The Japanese yen strengthened against the US dollar, driven by ambiguous statements from President Trump on the Middle East. Tensions surrounding the Strait of Hormuz remain the main issue currently impacting market participants. However, the main pressure on the USD/JPY pair is now coming from statements made by Japanese officials. Concerns about a sharp weakening of the national currency, which could negatively affect the country's economy, have led to discussions about potential currency intervention. Such comments, even if preliminary, create market expectations and influence trading behavior, prompting participants to take profits on the pair. While the geopolitical events reported by Trump create a background of uncertainty, the internal concerns of Japanese central banks have become the dominant factor. The anticipation of possible market intervention to support the yen's exchange rate creates a substantial deterrent to the pair rising above the 160 level.
Regarding the intraday strategy, I will primarily rely on implementing scenarios #1 and #2.
Buy Scenarios
Scenario #1: I plan to buy USD/JPY today when it reaches the entry point around 159.77 (the green line on the chart), with a target for growth to 160.10 (the thicker green line on the chart). Around 160.10, I plan to exit the long positions and immediately open short positions in the opposite direction (anticipating a movement of 30-35 pips in the opposite direction from the level). It is best to return to buying the pair on corrections and significant dips in USD/JPY. Important! Before buying, ensure the MACD indicator is above the zero mark and just starting to rise.
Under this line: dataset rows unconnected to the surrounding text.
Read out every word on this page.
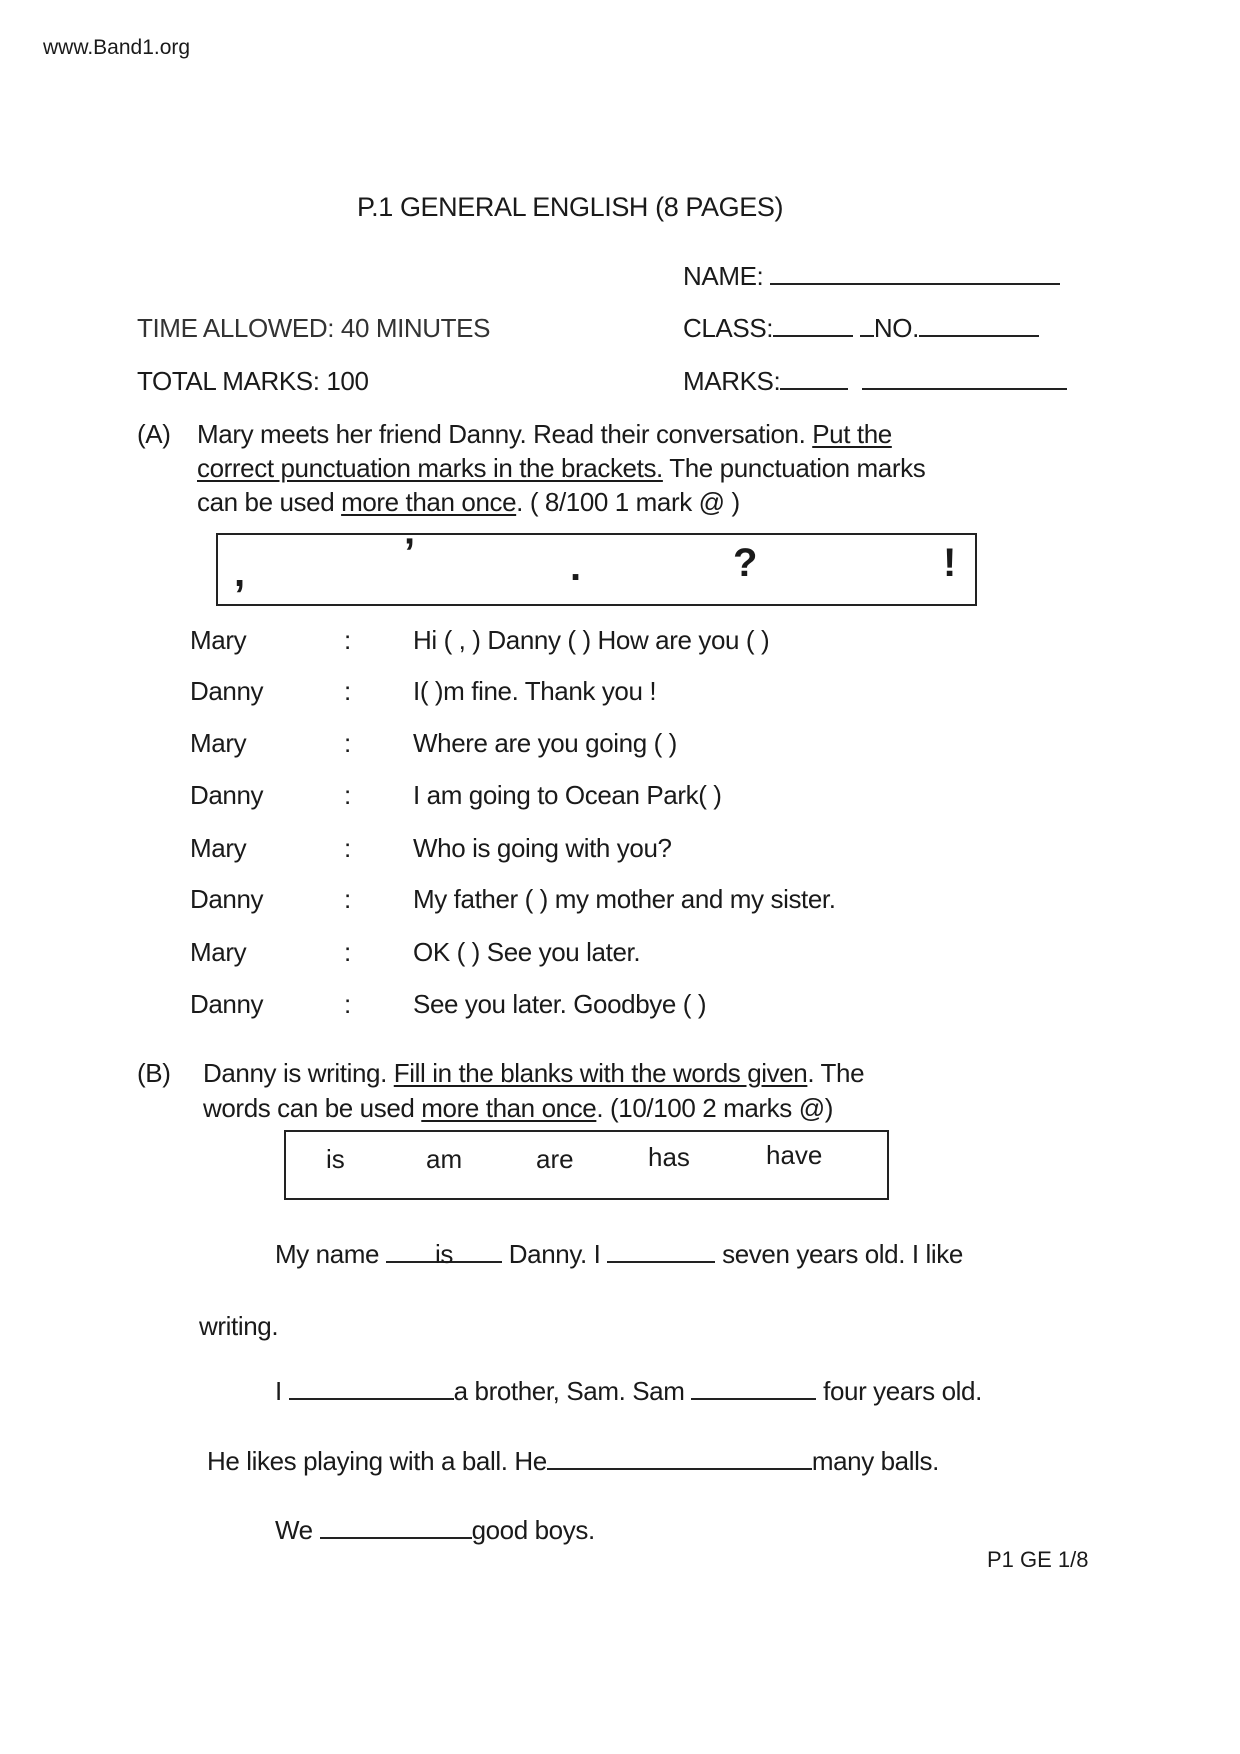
www.Band1.org
P.1 GENERAL ENGLISH (8 PAGES)
NAME:
TIME ALLOWED: 40 MINUTES	CLASS:	NO.
TOTAL MARKS: 100	MARKS:
(A) Mary meets her friend Danny. Read their conversation. Put the
correct punctuation marks in the brackets. The punctuation marks
can be used more than once. ( 8/100 1 mark @ )
,	’	.	?	!
Mary	: Hi ( , ) Danny ( ) How are you ( )
Danny	: I( )m fine. Thank you !
Mary	: Where are you going ( )
Danny	: I am going to Ocean Park( )
Mary	: Who is going with you?
Danny	: My father ( ) my mother and my sister.
Mary	: OK ( ) See you later.
Danny	: See you later. Goodbye ( )
(B) Danny is writing. Fill in the blanks with the words given. The
words can be used more than once. (10/100 2 marks @)
is	am	are	has	have
My name is Danny. I	seven years old. I like
writing.
I	a brother, Sam. Sam	four years old.
He likes playing with a ball. He	many balls.
We	good boys.
P1 GE 1/8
Scenario #2: I also plan to buy USD/JPY today in the event of two consecutive tests of the price 159.52 when the MACD indicator is in the oversold area. This will limit the pair's downward potential and lead to a market reversal upwards. An increase can be expected towards the opposite levels of 159.77 and 160.10.
Sell Scenarios
Scenario #1: I plan to sell USD/JPY today only after the 159.52 level (the red line on the chart) is reached, which will trigger a quick decline in the pair. The key target for sellers will be the 159.18 level, where I plan to exit the shorts and immediately buy back (anticipating a 20-25-pip move in the opposite direction from the level). It is best to sell as high as possible. Important! Before selling, ensure the MACD indicator is below the zero mark and just starting to decline.
Scenario #2: I also plan to sell USD/JPY today in the event of two consecutive tests of the price 159.77 when the MACD indicator is in the overbought area. This will limit the pair's upward potential and lead to a market reversal downwards. A decrease can be expected towards the opposite levels of 159.52 and 159.18.
What's on the Chart:
The thin green line represents the entry price at which you can buy the trading instrument;
The thick green line is the assumed price where you can set Take Profit or manually take profit, as further growth above this level is unlikely;
The thin red line indicates the entry price at which you can sell the trading instrument;
The thick red line is the assumed price where you can set Take Profit or manually take profit, as further decline below this level is unlikely;
The MACD indicator. When entering the market, it's important to refer to the overbought and oversold zones.
Important: Beginner traders in the forex market need to make entry decisions very carefully. It is best to stay out of the market before the release of important fundamental reports to avoid sharp fluctuations in prices. If you choose to trade during the release of news, always set Stop Loss orders to minimize losses. Without placing Stop Loss orders, you can quickly lose your entire deposit, especially if you do not use money management and trade large volumes.
And remember, successful trading requires a clear trading plan, like the one presented above. Making spontaneous trading decisions based on the current market situation is inherently a losing strategy for intraday traders.